授業は思っていたよりハードではなかった。
曲によるのかな、今回だけこういう感じなのかもしれないなぁ。


「はーい!じゃあ水分補給してー!まだ暑いからねー」


飛鳥ちゃんの荷物の横にちゃっかり俺も置いていて、これまたちゃっかり彼女の右側に腰を下ろす。

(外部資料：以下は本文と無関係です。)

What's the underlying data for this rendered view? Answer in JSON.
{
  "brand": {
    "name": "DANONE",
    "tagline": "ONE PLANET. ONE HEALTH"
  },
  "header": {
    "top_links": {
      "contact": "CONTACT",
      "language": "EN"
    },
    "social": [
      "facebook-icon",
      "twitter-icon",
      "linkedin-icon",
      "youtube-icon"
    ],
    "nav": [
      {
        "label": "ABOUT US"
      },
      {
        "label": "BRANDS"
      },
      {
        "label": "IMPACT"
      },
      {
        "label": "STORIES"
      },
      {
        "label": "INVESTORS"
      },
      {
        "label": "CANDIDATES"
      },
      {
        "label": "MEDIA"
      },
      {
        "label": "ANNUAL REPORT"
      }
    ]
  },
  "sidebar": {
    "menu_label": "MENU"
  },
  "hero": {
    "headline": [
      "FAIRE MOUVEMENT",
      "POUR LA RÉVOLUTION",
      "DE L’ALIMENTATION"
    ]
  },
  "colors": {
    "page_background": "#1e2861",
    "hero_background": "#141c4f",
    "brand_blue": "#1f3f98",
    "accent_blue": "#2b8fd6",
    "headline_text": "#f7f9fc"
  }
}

何か不審に感じたのか、たまたまなのか、流し目でこちらを見てきた。

下心バレちゃったかな…?


はあー、ハードではないとはいえ、喉は渇くんだなぁ。冷たい水が喉を潤す。


「未経験者とか言ってたけど、貴哉くん結構踊れてたよね!」

「そう!それな!うちもチラチラ目に入って、踊れんじゃんって思った!」


飛鳥ちゃんの左側に座っている仙葉さんと植草さんが話しかけてきた。


「ああ…ありがとうございます」

「貴哉くん、運動神経良さそうだもんね」

「んー、まあ人並には」

「いやぁー!今回のは緩めの曲とはいえだよ、あんな踊られちゃったら、半年長くやってるうちらどうしたらいいよー?」


植草さん、やたらグイグイ来る。

それに反して、飛鳥ちゃんはつい40分前のニコニコ嬉しそうな感じの片鱗も無いんだけど。

機嫌悪いのか、体調悪いのか。


「凜、貴哉くん困ってるよ?」

「えっ、ああごめん!」


仙葉さんの指摘で謝ってきたから、違いますよの意を込めて、首を振る。


「そろそろ再開するよー」


小体育館に先生の声が響き、重い腰を上げ出す。

飛鳥ちゃんはこの4人の中で真っ先に立ち上がる。